Advertisement

U.S., Thiokol Split Settlement for Challenger

Share
Associated Press

The federal government and Morton Thiokol Inc. bought annuities for $7.735 million to settle the claims by survivors of four of the astronauts who died aboard the space shuttle Challenger, according to documents released today.

Morton Thiokol, the company that produced the faulty booster rocket blamed for the Jan. 28, 1986, explosion, paid 60% of the total cost of buying the annuities, the Justice Department acknowledged. The government’s share was 40%.

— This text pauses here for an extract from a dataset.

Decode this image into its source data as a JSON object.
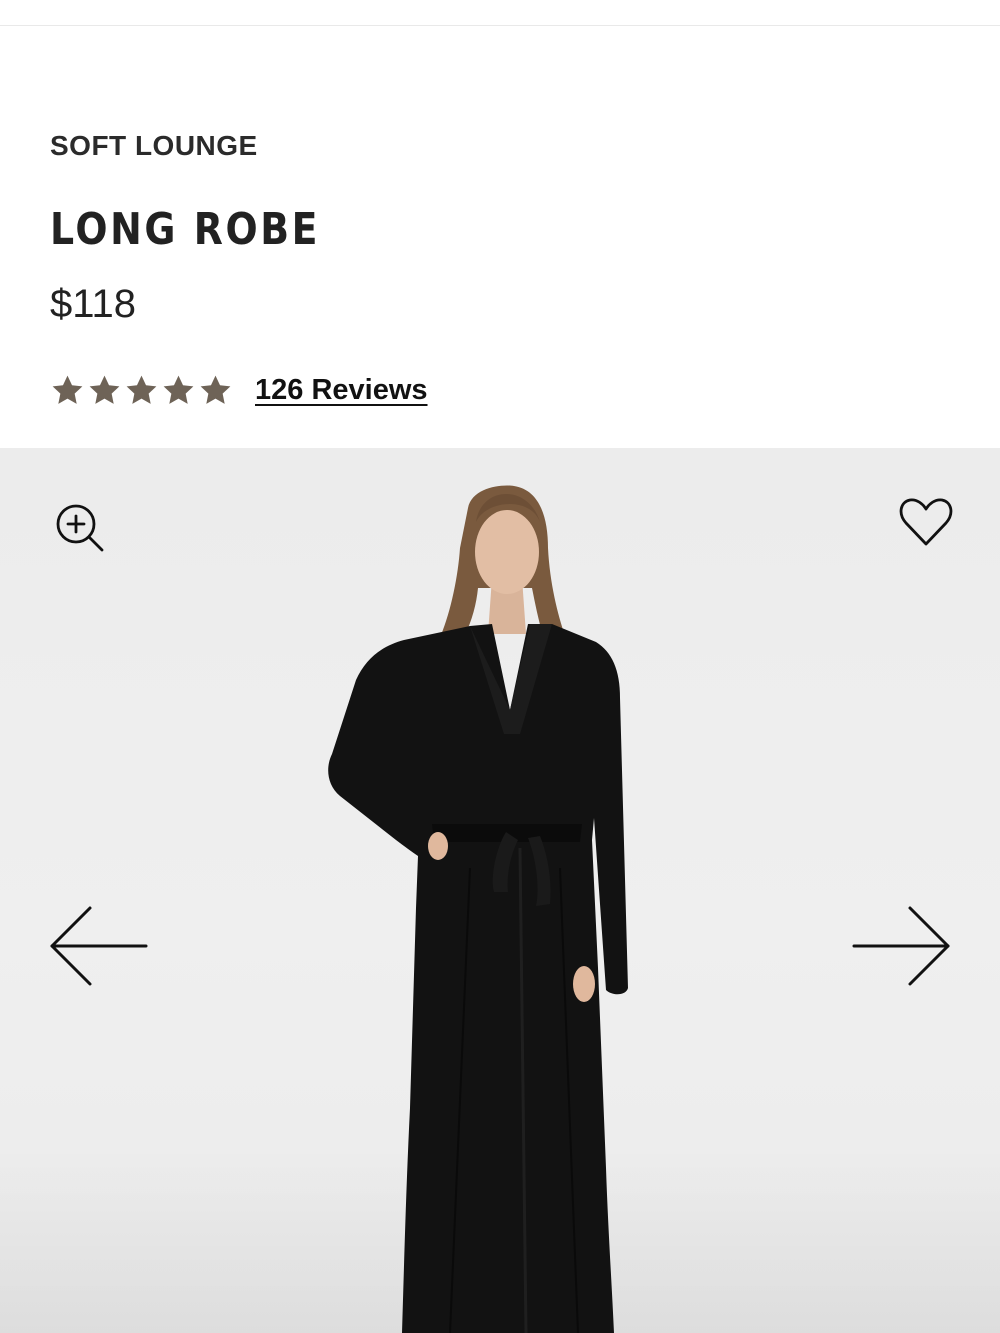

The families will actually receive more than $7.7 million because the annuities pay out over a period of many years. The total they will receive and the breakdown by family were not released.

Advertisement

The documents were released to settle a civil suit brought under the Freedom of Information Act. The government had originally kept all details of the settlements secret.

The settlements were reached by the government and the company with the immediate survivors of spacecraft commander Dick Scobee, 46, a retired Air Force officer employed by NASA; mission specialist Ellison S. Onizuka, 39, an Air Force lieutenant colonel; payload specialist Gregory Jarvis, 41, an employee of Hughes Aircraft Co., and Christa McAuliffe, 37, a Concord, N.H., high school teacher.

Resnik Settlement Told

Last month, Marvin Resnik, the divorced father of mission specialist Judith A. Resnik, 36, a civilian NASA employee, settled with the company for an amount he said was “commensurate with what some of the others got--from $2 million to $3.5 million.”

In January, Sarah Resnik Belfer, divorced mother of the astronaut, and Bruce Jarvis, father of the Hughes employee, settled with the company. The amounts were not disclosed.

Last May, the company settled a suit by Cheryl McNair, wife of mission specialist Ronald E. McNair, 35, a civilian NASA employee who also left two infant children. The amount was not disclosed.

Jane Smith, wife of pilot Michael J. Smith, 40, a Navy commander, has a suit pending in federal court in Florida against the company.